Gay and Lesbian Equality Network to cease operations

Glen charity to wind down over corporate governance issues and erosion of public trust

The Gay and Lesbian Equality Network (Glen) has announced it will cease operations, just a month after being embroiled in allegations of financial mismanagement.

The board of the charity has decided to make arrangements for “an orderly wind-up” of its affairs after a report found it was “no longer viable given the challenges it is facing”.

The report by former senator Jillian van Turnhout, seen by The Irish Times, says Glen has been caught in "a perfect storm" following the controversy, with diminishing public trust, minimal financial reserves, no chief executive and reduced staffing.

The controversy was sparked at Easter, when Glen's then executive director Aine Duggan revealed she became aware of grave issues at the charity shortly after being appointed last October. She instanced spending on Glen credit cards and on a political campaign, which the board was unaware of.


Ms Duggan left Glen last month and Ms van Turnhout was engaged on the same day to carry out a review of the organisation.

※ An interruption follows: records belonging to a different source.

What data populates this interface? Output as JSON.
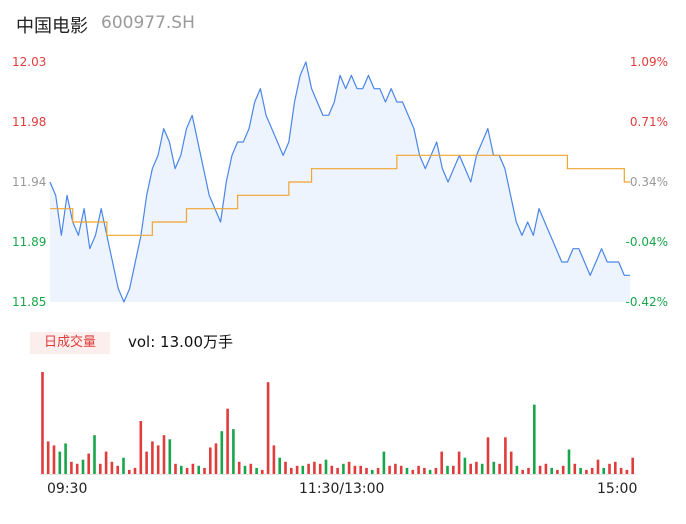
{
  "header": {
    "name": "中国电影",
    "code": "600977.SH"
  },
  "colors": {
    "price": "#4a86e8",
    "avg": "#f0a530",
    "up": "#e03c3c",
    "down": "#19a64a",
    "neutral": "#999999"
  },
  "volume": {
    "badge": "日成交量",
    "label": "vol: 13.00万手"
  },
  "chart_data": {
    "type": "line",
    "title": "",
    "x_ticks": [
      "09:30",
      "11:30/13:00",
      "15:00"
    ],
    "ylim": [
      11.85,
      12.03
    ],
    "y_ticks_left": [
      "12.03",
      "11.98",
      "11.94",
      "11.89",
      "11.85"
    ],
    "y_ticks_right": [
      "1.09%",
      "0.71%",
      "0.34%",
      "-0.04%",
      "-0.42%"
    ],
    "series": [
      {
        "values": [
          11.94,
          11.93,
          11.9,
          11.93,
          11.91,
          11.9,
          11.92,
          11.89,
          11.9,
          11.92,
          11.9,
          11.88,
          11.86,
          11.85,
          11.86,
          11.88,
          11.9,
          11.93,
          11.95,
          11.96,
          11.98,
          11.97,
          11.95,
          11.96,
          11.98,
          11.99,
          11.97,
          11.95,
          11.93,
          11.92,
          11.91,
          11.94,
          11.96,
          11.97,
          11.97,
          11.98,
          12.0,
          12.01,
          11.99,
          11.98,
          11.97,
          11.96,
          11.97,
          12.0,
          12.02,
          12.03,
          12.01,
          12.0,
          11.99,
          11.99,
          12.0,
          12.02,
          12.01,
          12.02,
          12.01,
          12.01,
          12.02,
          12.01,
          12.01,
          12.0,
          12.01,
          12.0,
          12.0,
          11.99,
          11.98,
          11.96,
          11.95,
          11.96,
          11.97,
          11.95,
          11.94,
          11.95,
          11.96,
          11.95,
          11.94,
          11.96,
          11.97,
          11.98,
          11.96,
          11.96,
          11.95,
          11.93,
          11.91,
          11.9,
          11.91,
          11.9,
          11.92,
          11.91,
          11.9,
          11.89,
          11.88,
          11.88,
          11.89,
          11.89,
          11.88,
          11.87,
          11.88,
          11.89,
          11.88,
          11.88,
          11.88,
          11.87,
          11.87
        ]
      },
      {
        "values": [
          11.92,
          11.92,
          11.92,
          11.92,
          11.91,
          11.91,
          11.91,
          11.91,
          11.91,
          11.91,
          11.9,
          11.9,
          11.9,
          11.9,
          11.9,
          11.9,
          11.9,
          11.9,
          11.91,
          11.91,
          11.91,
          11.91,
          11.91,
          11.91,
          11.92,
          11.92,
          11.92,
          11.92,
          11.92,
          11.92,
          11.92,
          11.92,
          11.92,
          11.93,
          11.93,
          11.93,
          11.93,
          11.93,
          11.93,
          11.93,
          11.93,
          11.93,
          11.94,
          11.94,
          11.94,
          11.94,
          11.95,
          11.95,
          11.95,
          11.95,
          11.95,
          11.95,
          11.95,
          11.95,
          11.95,
          11.95,
          11.95,
          11.95,
          11.95,
          11.95,
          11.95,
          11.96,
          11.96,
          11.96,
          11.96,
          11.96,
          11.96,
          11.96,
          11.96,
          11.96,
          11.96,
          11.96,
          11.96,
          11.96,
          11.96,
          11.96,
          11.96,
          11.96,
          11.96,
          11.96,
          11.96,
          11.96,
          11.96,
          11.96,
          11.96,
          11.96,
          11.96,
          11.96,
          11.96,
          11.96,
          11.96,
          11.95,
          11.95,
          11.95,
          11.95,
          11.95,
          11.95,
          11.95,
          11.95,
          11.95,
          11.95,
          11.94,
          11.94
        ]
      }
    ],
    "volume_bars": [
      {
        "v": 100,
        "d": "up"
      },
      {
        "v": 32,
        "d": "up"
      },
      {
        "v": 28,
        "d": "up"
      },
      {
        "v": 22,
        "d": "down"
      },
      {
        "v": 30,
        "d": "down"
      },
      {
        "v": 12,
        "d": "up"
      },
      {
        "v": 10,
        "d": "up"
      },
      {
        "v": 14,
        "d": "down"
      },
      {
        "v": 20,
        "d": "up"
      },
      {
        "v": 38,
        "d": "down"
      },
      {
        "v": 10,
        "d": "up"
      },
      {
        "v": 22,
        "d": "up"
      },
      {
        "v": 12,
        "d": "up"
      },
      {
        "v": 8,
        "d": "up"
      },
      {
        "v": 16,
        "d": "down"
      },
      {
        "v": 4,
        "d": "up"
      },
      {
        "v": 6,
        "d": "up"
      },
      {
        "v": 52,
        "d": "up"
      },
      {
        "v": 22,
        "d": "up"
      },
      {
        "v": 32,
        "d": "up"
      },
      {
        "v": 28,
        "d": "up"
      },
      {
        "v": 38,
        "d": "up"
      },
      {
        "v": 34,
        "d": "down"
      },
      {
        "v": 10,
        "d": "up"
      },
      {
        "v": 8,
        "d": "down"
      },
      {
        "v": 6,
        "d": "up"
      },
      {
        "v": 10,
        "d": "up"
      },
      {
        "v": 8,
        "d": "down"
      },
      {
        "v": 6,
        "d": "up"
      },
      {
        "v": 26,
        "d": "up"
      },
      {
        "v": 30,
        "d": "up"
      },
      {
        "v": 42,
        "d": "down"
      },
      {
        "v": 64,
        "d": "up"
      },
      {
        "v": 44,
        "d": "down"
      },
      {
        "v": 12,
        "d": "up"
      },
      {
        "v": 8,
        "d": "down"
      },
      {
        "v": 10,
        "d": "up"
      },
      {
        "v": 6,
        "d": "down"
      },
      {
        "v": 4,
        "d": "up"
      },
      {
        "v": 90,
        "d": "up"
      },
      {
        "v": 28,
        "d": "up"
      },
      {
        "v": 16,
        "d": "down"
      },
      {
        "v": 12,
        "d": "up"
      },
      {
        "v": 6,
        "d": "up"
      },
      {
        "v": 8,
        "d": "up"
      },
      {
        "v": 8,
        "d": "down"
      },
      {
        "v": 10,
        "d": "up"
      },
      {
        "v": 12,
        "d": "up"
      },
      {
        "v": 10,
        "d": "up"
      },
      {
        "v": 14,
        "d": "down"
      },
      {
        "v": 8,
        "d": "up"
      },
      {
        "v": 6,
        "d": "up"
      },
      {
        "v": 10,
        "d": "down"
      },
      {
        "v": 12,
        "d": "up"
      },
      {
        "v": 8,
        "d": "up"
      },
      {
        "v": 8,
        "d": "up"
      },
      {
        "v": 6,
        "d": "up"
      },
      {
        "v": 4,
        "d": "down"
      },
      {
        "v": 6,
        "d": "up"
      },
      {
        "v": 22,
        "d": "down"
      },
      {
        "v": 8,
        "d": "up"
      },
      {
        "v": 10,
        "d": "up"
      },
      {
        "v": 8,
        "d": "up"
      },
      {
        "v": 6,
        "d": "down"
      },
      {
        "v": 4,
        "d": "up"
      },
      {
        "v": 8,
        "d": "up"
      },
      {
        "v": 6,
        "d": "up"
      },
      {
        "v": 4,
        "d": "down"
      },
      {
        "v": 6,
        "d": "up"
      },
      {
        "v": 22,
        "d": "up"
      },
      {
        "v": 8,
        "d": "down"
      },
      {
        "v": 8,
        "d": "up"
      },
      {
        "v": 22,
        "d": "up"
      },
      {
        "v": 16,
        "d": "down"
      },
      {
        "v": 10,
        "d": "up"
      },
      {
        "v": 12,
        "d": "up"
      },
      {
        "v": 10,
        "d": "down"
      },
      {
        "v": 36,
        "d": "up"
      },
      {
        "v": 12,
        "d": "down"
      },
      {
        "v": 10,
        "d": "up"
      },
      {
        "v": 36,
        "d": "up"
      },
      {
        "v": 22,
        "d": "up"
      },
      {
        "v": 8,
        "d": "down"
      },
      {
        "v": 4,
        "d": "up"
      },
      {
        "v": 6,
        "d": "up"
      },
      {
        "v": 68,
        "d": "down"
      },
      {
        "v": 8,
        "d": "up"
      },
      {
        "v": 10,
        "d": "up"
      },
      {
        "v": 6,
        "d": "down"
      },
      {
        "v": 4,
        "d": "up"
      },
      {
        "v": 8,
        "d": "up"
      },
      {
        "v": 24,
        "d": "down"
      },
      {
        "v": 10,
        "d": "up"
      },
      {
        "v": 6,
        "d": "down"
      },
      {
        "v": 4,
        "d": "up"
      },
      {
        "v": 6,
        "d": "up"
      },
      {
        "v": 14,
        "d": "up"
      },
      {
        "v": 6,
        "d": "down"
      },
      {
        "v": 10,
        "d": "up"
      },
      {
        "v": 12,
        "d": "up"
      },
      {
        "v": 6,
        "d": "up"
      },
      {
        "v": 4,
        "d": "up"
      },
      {
        "v": 16,
        "d": "up"
      }
    ]
  }
}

In her report, Ms van Turnhout says the use of Glen credit cards by staff for personal transactions amounted to “extremely poor practice” but there was no material gain to any staff member or any other person.

Warning signs

At critical junctures, Glen failed to heed or fully understand the warning signs in terms of corporate governance, she found. “The environment for not-for-profits is ever changing. What was standard practice for many organisations 20, 10 or even five years ago is no longer acceptable.”

The report says Ms Duggan raised concerns of potential breaches of the Charities Act last December and the board then instructed her to make a voluntary disclosure to the Charities Regulator.

Glen has fully co-operated with the regulator, it says, and has provided all documentation requested. However, the perception that it was under investigation by the regulator led to a “diminishing of trust” by the public and funders.

It is critical that organisations can make self-disclosure to the regulator “without a disproportionate response in the absence of evidence”.

A separate report into the financial administration of the charity concluded “we did not find any evidence of misappropriation of State or donor funds or any fraudulent activity taking place”.

Transfer of assets

“At this stage, the most responsible action the board can take, in my opinion, is to consider a voluntary wind-down and transfer of assets and programmes as appropriate,” Ms van Turnhout concludes.

The Glen board says it fully accepts her findings. “The board has reluctantly concluded that we do not currently have the organisation capacity or funding to continue our work to the high standard to which we have always aspired.”

As part of the wind-down process, Glen’s LGBT helpline is to be established as a separate entity, and new partners are being sought to run its diversity programme and the Know How HIV testing project. The charity’s three remaining staff are being made redundant.

Glen was founded in 1988, five years before homosexuality was decriminalised. It counts the introduction of civil partnerships and, later, same-sex marriage as milestones on the “equality journey” for gay people.